MAMARONECK, N.Y. Student Harrison Frank saw himself as a Democrat because his parents were Democrats, not uncommon in Westchester. But experiences from his AP Government and Politics class, and recent field trip to New Hampshire to work on a Republican campaign, has him reevaluating that label.
Frank, 17, was one of 64 Mamaroneck High School students who took a three-day field trip from Jan. 8 to Jan. 10 to Manchester, N.H. for the Republican primary. But, they weren't going to just observe, rather, they volunteered for one of the four GOP candidates.
Students had their choice of the campaigns for Mitt Romney, Newt Gingrich, Jon Huntsman or Ron Paul. Frank volunteered for Paul, and now said he wouldn't have traded the experience for anything.
"I think it was definitely an out-of-body experience," said Frank, a Larchmont resident, who noted how many young volunteers Paul's campaign attracted. "There's nothing like this experience in New York. Working with that campaign, you start meeting these people who are extremely passionate about it, you couldn't help getting caught up in it."
Frank compared the feeling to rooting for your football team and against the opponent, something his AP Government teacher Joe Liberti, who organized the trip, was hoping for. "The one thing I hope for them to take away is the visceral response surrounding retail politics," Liberti said.
What Liberti couldn't predict is how well his students would respond. "All of the students really got into, I was really amazed," he said. "This is the first time they were thrown into a situation where they were very much in the minority, and it was very uncomfortable for them, in a good way."

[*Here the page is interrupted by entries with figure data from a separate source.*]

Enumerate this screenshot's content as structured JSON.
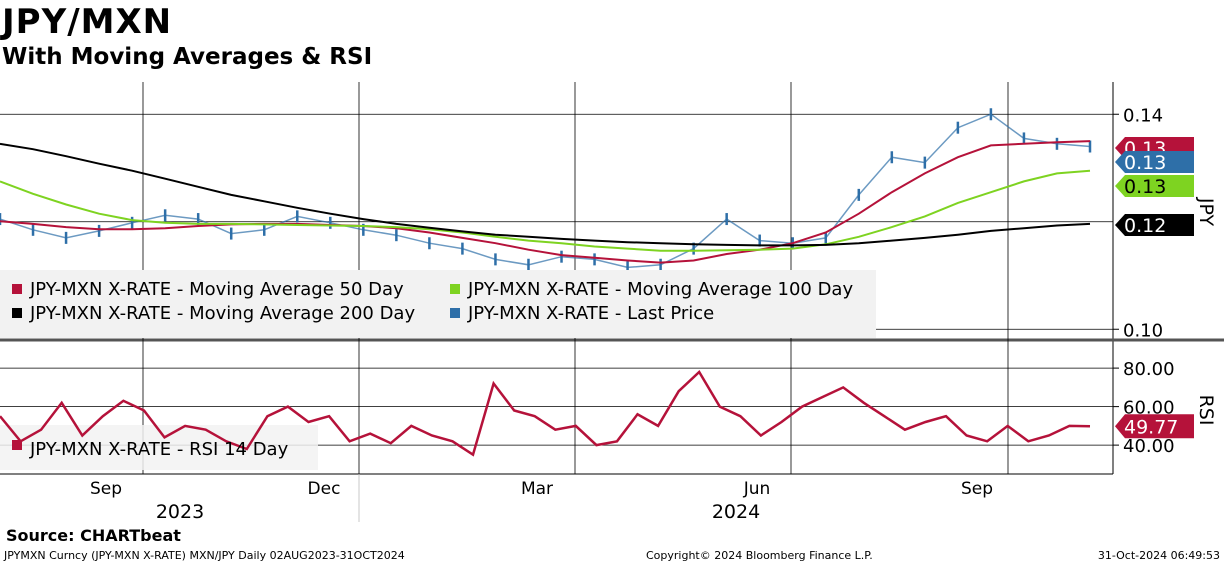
{
  "header": {
    "title": "JPY/MXN",
    "subtitle": "With Moving Averages & RSI"
  },
  "footer": {
    "source": "Source: CHARTbeat",
    "left": "JPYMXN Curncy (JPY-MXN X-RATE) MXN/JPY  Daily 02AUG2023-31OCT2024",
    "center": "Copyright© 2024 Bloomberg Finance L.P.",
    "right": "31-Oct-2024 06:49:53"
  },
  "colors": {
    "ma50": "#b5123a",
    "ma100": "#7ed321",
    "ma200": "#000000",
    "last_price": "#2e6fa8",
    "rsi": "#b5123a"
  },
  "chart_data": [
    {
      "type": "line",
      "panel": "price",
      "ylabel": "JPY",
      "yticks": [
        0.1,
        0.14
      ],
      "ytick_labels": [
        "0.10",
        "0.14"
      ],
      "ylim": [
        0.098,
        0.146
      ],
      "x_months": [
        "Sep",
        "Dec",
        "Mar",
        "Jun",
        "Sep"
      ],
      "x_years": [
        "2023",
        "2024"
      ],
      "x_dates": [
        "2023-08-02",
        "2023-08-16",
        "2023-08-30",
        "2023-09-13",
        "2023-09-27",
        "2023-10-11",
        "2023-10-25",
        "2023-11-08",
        "2023-11-22",
        "2023-12-06",
        "2023-12-20",
        "2024-01-03",
        "2024-01-17",
        "2024-01-31",
        "2024-02-14",
        "2024-02-28",
        "2024-03-13",
        "2024-03-27",
        "2024-04-10",
        "2024-04-24",
        "2024-05-08",
        "2024-05-22",
        "2024-06-05",
        "2024-06-19",
        "2024-07-03",
        "2024-07-17",
        "2024-07-31",
        "2024-08-14",
        "2024-08-28",
        "2024-09-11",
        "2024-09-25",
        "2024-10-09",
        "2024-10-23",
        "2024-10-31"
      ],
      "legend": "bottom-left",
      "series": [
        {
          "name": "JPY-MXN X-RATE - Moving Average 50 Day",
          "color": "#b5123a",
          "values": [
            0.1201,
            0.1196,
            0.119,
            0.1186,
            0.1186,
            0.1188,
            0.1192,
            0.1195,
            0.1196,
            0.1196,
            0.1194,
            0.1192,
            0.1188,
            0.118,
            0.117,
            0.116,
            0.1148,
            0.1138,
            0.1133,
            0.1128,
            0.1124,
            0.1128,
            0.114,
            0.1148,
            0.116,
            0.118,
            0.1215,
            0.1255,
            0.129,
            0.132,
            0.1342,
            0.1345,
            0.1348,
            0.135
          ]
        },
        {
          "name": "JPY-MXN X-RATE - Moving Average 100 Day",
          "color": "#7ed321",
          "values": [
            0.1275,
            0.1252,
            0.1232,
            0.1215,
            0.1203,
            0.1198,
            0.1196,
            0.1196,
            0.1195,
            0.1194,
            0.1193,
            0.1192,
            0.119,
            0.1186,
            0.118,
            0.1172,
            0.1165,
            0.116,
            0.1154,
            0.115,
            0.1146,
            0.1146,
            0.1147,
            0.1148,
            0.115,
            0.1158,
            0.1172,
            0.119,
            0.121,
            0.1235,
            0.1255,
            0.1275,
            0.129,
            0.1295
          ]
        },
        {
          "name": "JPY-MXN X-RATE - Moving Average 200 Day",
          "color": "#000000",
          "values": [
            0.1345,
            0.1335,
            0.1322,
            0.1308,
            0.1295,
            0.128,
            0.1265,
            0.125,
            0.1238,
            0.1226,
            0.1215,
            0.1205,
            0.1196,
            0.1189,
            0.1182,
            0.1176,
            0.1172,
            0.1168,
            0.1165,
            0.1162,
            0.116,
            0.1158,
            0.1157,
            0.1156,
            0.1156,
            0.1157,
            0.116,
            0.1165,
            0.117,
            0.1176,
            0.1183,
            0.1188,
            0.1193,
            0.1196
          ]
        },
        {
          "name": "JPY-MXN X-RATE - Last Price",
          "color": "#2e6fa8",
          "values": [
            0.1205,
            0.1185,
            0.117,
            0.1183,
            0.1198,
            0.1212,
            0.1205,
            0.1178,
            0.1185,
            0.121,
            0.1198,
            0.1185,
            0.1175,
            0.116,
            0.115,
            0.113,
            0.112,
            0.1135,
            0.113,
            0.1115,
            0.112,
            0.115,
            0.1205,
            0.1165,
            0.116,
            0.117,
            0.125,
            0.132,
            0.131,
            0.1375,
            0.14,
            0.1355,
            0.1345,
            0.134
          ]
        }
      ],
      "value_labels": [
        {
          "text": "0.13",
          "color": "#b5123a"
        },
        {
          "text": "0.13",
          "color": "#2e6fa8"
        },
        {
          "text": "0.13",
          "color": "#7ed321"
        },
        {
          "text": "0.12",
          "color": "#000000"
        }
      ]
    },
    {
      "type": "line",
      "panel": "rsi",
      "ylabel": "RSI",
      "yticks": [
        40,
        60,
        80
      ],
      "ytick_labels": [
        "40.00",
        "60.00",
        "80.00"
      ],
      "ylim": [
        25,
        92
      ],
      "legend": "bottom-left",
      "series": [
        {
          "name": "JPY-MXN X-RATE - RSI 14 Day",
          "color": "#b5123a",
          "values": [
            55,
            42,
            48,
            62,
            45,
            55,
            63,
            58,
            44,
            50,
            48,
            42,
            38,
            55,
            60,
            52,
            55,
            42,
            46,
            41,
            50,
            45,
            42,
            35,
            72,
            58,
            55,
            48,
            50,
            40,
            42,
            56,
            50,
            68,
            78,
            60,
            55,
            45,
            52,
            60,
            65,
            70,
            62,
            55,
            48,
            52,
            55,
            45,
            42,
            50,
            42,
            45,
            50,
            49.77
          ]
        }
      ],
      "value_labels": [
        {
          "text": "49.77",
          "color": "#b5123a"
        }
      ]
    }
  ]
}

Frank's first phone call on behalf of the campaign ended in a bitter hang-up over the issue of Medicare, he said. But his next call was a different story. "She was between Ron Paul and Santorum," he said. "By the end of the phone call, she said, 'I will definitely be voting for Ron Paul.' I'd say that was the point where it all clicked for me."
For Emma Badner, her experience campaigning for the Jon Huntsman campaign didn't change her position, but did give her a better understanding of the other side of the arguments. Similarly, Michelle Hoffner, who campaigned for Mitt Romney, said she "gained an appreciation for their beliefs," talking about Republicans.
"They grow up and they just have their own views, supported with very little substance," Liberti said. "Here's a chance to realize the other side is thoughtful too and that they might need to do more of their own homework if they're going to label themselves something."
By the end of the trip Tuesday afternoon, Frank had come to a tipping point. "It started waning when the course began, and by the time the trip was over I saw myself as an Independent," he said.
The Larchmont resident said he plans to register to vote in the New York primary April 24, and that he will most likely vote for Paul.